Four decades on from a night of political protest that eventually became a celebration, the Sydney Mardi Gras spirit continued on Saturday night with an estimated 300,000 spectators filling the streets to watch over 12,000 participants take part in one of the world’s biggest celebration of the LGBTQI community.
The 2018 Parade, themed ‘40 YEARS OF EVOLUTION’, involved thousands of LGBTQI people and their champions from all across the globe uniting in creative self-expression and a celebration of diversity and equality.
The parade was huge and it felt like it for both participants and spectators who watched for more than four hours, many had also been at the site hours before the official start.
Spectators were joined by the Prime Minister Malcolm Turnbull and his wife Lucy, the Opposition Leader Bill Shorten and his wife Chloe and a host of other politicians, media and sporting personalities keen to show their support for the 40th anniversary and celebrate last year’s marriage equality decision.
But it was international pop superstar Cher who brought the parade to a standstill.
Sporting bright orange hair and walking with dancers holding large purple letters of her name, the gay icon arrived to the tune of Turn Back Time.
The singer, who was the headline act for the after-party, had been rumoured to make an appearance in the parade and about 8pm, the crowd began chanting her name as she stepped out into Taylor Square.
Speaking to reporters before the parade began Mr Turnbull described the parade as a “wonderful part of Sydney”.
“It’s 40 years old and 40 years ago Lucy and I had our first date so our love affair is a result of Mardi Gras,” Mr Turnbull said.
— Malcolm Turnbull (@TurnbullMalcolm) March 3, 2018
Sydney Gay and Lesbian Mardi Gras CEO Terese Casu said the participation of every single person in this year’s special anniversary Parade helped produce a dazzling display of self-expression, reflection and celebration.
“Beyond the glitter, flamboyance and satire, there were so many floats reminding us of the serious issues.
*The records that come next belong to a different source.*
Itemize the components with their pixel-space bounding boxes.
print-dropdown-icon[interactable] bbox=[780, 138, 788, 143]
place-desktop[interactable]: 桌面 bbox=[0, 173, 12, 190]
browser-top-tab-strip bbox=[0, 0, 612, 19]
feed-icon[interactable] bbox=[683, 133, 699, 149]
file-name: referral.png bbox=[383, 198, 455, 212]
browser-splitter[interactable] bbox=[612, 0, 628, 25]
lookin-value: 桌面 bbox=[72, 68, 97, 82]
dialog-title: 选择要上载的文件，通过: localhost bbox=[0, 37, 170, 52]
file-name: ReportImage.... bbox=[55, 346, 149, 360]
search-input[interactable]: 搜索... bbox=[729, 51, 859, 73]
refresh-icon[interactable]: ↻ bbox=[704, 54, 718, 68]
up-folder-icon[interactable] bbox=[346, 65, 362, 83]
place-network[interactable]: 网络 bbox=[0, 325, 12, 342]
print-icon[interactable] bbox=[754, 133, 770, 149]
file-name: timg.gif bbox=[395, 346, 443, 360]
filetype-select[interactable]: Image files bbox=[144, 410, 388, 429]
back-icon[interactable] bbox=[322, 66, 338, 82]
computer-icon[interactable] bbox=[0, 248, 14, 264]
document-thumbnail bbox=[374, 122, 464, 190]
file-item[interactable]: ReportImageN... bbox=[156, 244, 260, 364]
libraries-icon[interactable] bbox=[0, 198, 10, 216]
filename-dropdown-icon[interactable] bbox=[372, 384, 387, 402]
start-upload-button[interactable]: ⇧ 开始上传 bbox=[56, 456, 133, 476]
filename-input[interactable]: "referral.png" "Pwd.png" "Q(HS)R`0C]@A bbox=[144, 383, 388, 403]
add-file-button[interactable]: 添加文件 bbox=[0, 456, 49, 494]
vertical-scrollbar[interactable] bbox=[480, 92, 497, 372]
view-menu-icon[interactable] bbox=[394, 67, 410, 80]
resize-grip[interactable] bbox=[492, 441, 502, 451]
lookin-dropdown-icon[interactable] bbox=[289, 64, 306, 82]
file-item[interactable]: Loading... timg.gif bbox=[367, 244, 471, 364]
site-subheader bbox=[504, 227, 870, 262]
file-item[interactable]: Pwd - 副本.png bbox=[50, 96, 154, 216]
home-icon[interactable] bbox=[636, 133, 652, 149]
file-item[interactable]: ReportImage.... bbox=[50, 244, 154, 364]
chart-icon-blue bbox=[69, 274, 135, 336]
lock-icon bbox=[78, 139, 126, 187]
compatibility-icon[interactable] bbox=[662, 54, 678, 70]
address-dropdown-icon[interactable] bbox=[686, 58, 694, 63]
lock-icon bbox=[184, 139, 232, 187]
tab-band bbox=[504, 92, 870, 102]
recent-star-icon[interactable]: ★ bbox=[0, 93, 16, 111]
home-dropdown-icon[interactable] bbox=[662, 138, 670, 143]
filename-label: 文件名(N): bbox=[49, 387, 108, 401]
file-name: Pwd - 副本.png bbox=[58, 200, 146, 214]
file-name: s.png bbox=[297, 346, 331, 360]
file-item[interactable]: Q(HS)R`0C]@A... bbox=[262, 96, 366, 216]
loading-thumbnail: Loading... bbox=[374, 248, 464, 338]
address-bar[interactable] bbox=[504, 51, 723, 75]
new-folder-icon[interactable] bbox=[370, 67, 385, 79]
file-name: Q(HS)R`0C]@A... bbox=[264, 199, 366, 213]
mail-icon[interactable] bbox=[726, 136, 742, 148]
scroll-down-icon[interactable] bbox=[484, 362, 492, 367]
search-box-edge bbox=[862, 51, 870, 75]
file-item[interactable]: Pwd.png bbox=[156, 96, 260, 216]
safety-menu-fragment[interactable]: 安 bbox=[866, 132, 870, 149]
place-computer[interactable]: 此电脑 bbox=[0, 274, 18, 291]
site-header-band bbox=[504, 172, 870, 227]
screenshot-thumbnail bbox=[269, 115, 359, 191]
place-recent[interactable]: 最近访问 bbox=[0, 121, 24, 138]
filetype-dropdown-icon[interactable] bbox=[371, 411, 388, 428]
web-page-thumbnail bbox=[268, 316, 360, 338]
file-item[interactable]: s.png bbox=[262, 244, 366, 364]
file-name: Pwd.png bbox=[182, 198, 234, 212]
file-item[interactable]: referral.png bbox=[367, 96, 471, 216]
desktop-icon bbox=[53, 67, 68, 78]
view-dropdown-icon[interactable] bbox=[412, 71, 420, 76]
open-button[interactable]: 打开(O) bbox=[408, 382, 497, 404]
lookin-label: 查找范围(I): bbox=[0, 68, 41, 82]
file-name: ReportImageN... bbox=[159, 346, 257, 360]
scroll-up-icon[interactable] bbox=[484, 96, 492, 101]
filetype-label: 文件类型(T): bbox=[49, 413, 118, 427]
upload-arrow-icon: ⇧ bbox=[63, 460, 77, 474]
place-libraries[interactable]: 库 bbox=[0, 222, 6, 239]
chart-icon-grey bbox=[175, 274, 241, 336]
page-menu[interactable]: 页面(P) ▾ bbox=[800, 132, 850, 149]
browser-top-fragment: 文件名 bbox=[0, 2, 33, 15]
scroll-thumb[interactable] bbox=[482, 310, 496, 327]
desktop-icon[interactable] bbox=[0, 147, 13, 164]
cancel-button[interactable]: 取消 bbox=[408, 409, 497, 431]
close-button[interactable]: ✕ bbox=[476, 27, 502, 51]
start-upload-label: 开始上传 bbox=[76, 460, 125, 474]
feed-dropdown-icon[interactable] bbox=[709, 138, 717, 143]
Acceptance, inclusivity, diversity, respect,” Casu said.
“Among this year’s many floats were many paying tribute to the original Mardi Gras marchers, our 78ers, and our 40 year anniversary. Indeed over 200 78ers from all over Australia made their way to Sydney to lead the Parade train with the First Nations float.
“Marchers from all over Australia were out in force: representing the beaches around Australia with the Surf Life Savers with Pride float, showing the world the Northern Territory’s unique LGBTQI community, and celebrating the LGBTQI activist groups of Tasmania. From a global perspective, Sydney’s Indonesian community group Selamat Datang GLBTIQ brought to light the struggle for equality that people in other parts of the world face.”
New Zealand was also represented by our very own Mr Gay New Zealand 2018 Ricky Devine-White who rode in the back of a Holden Equinox along with Mr Gay Pride Australia 2017 David Francis.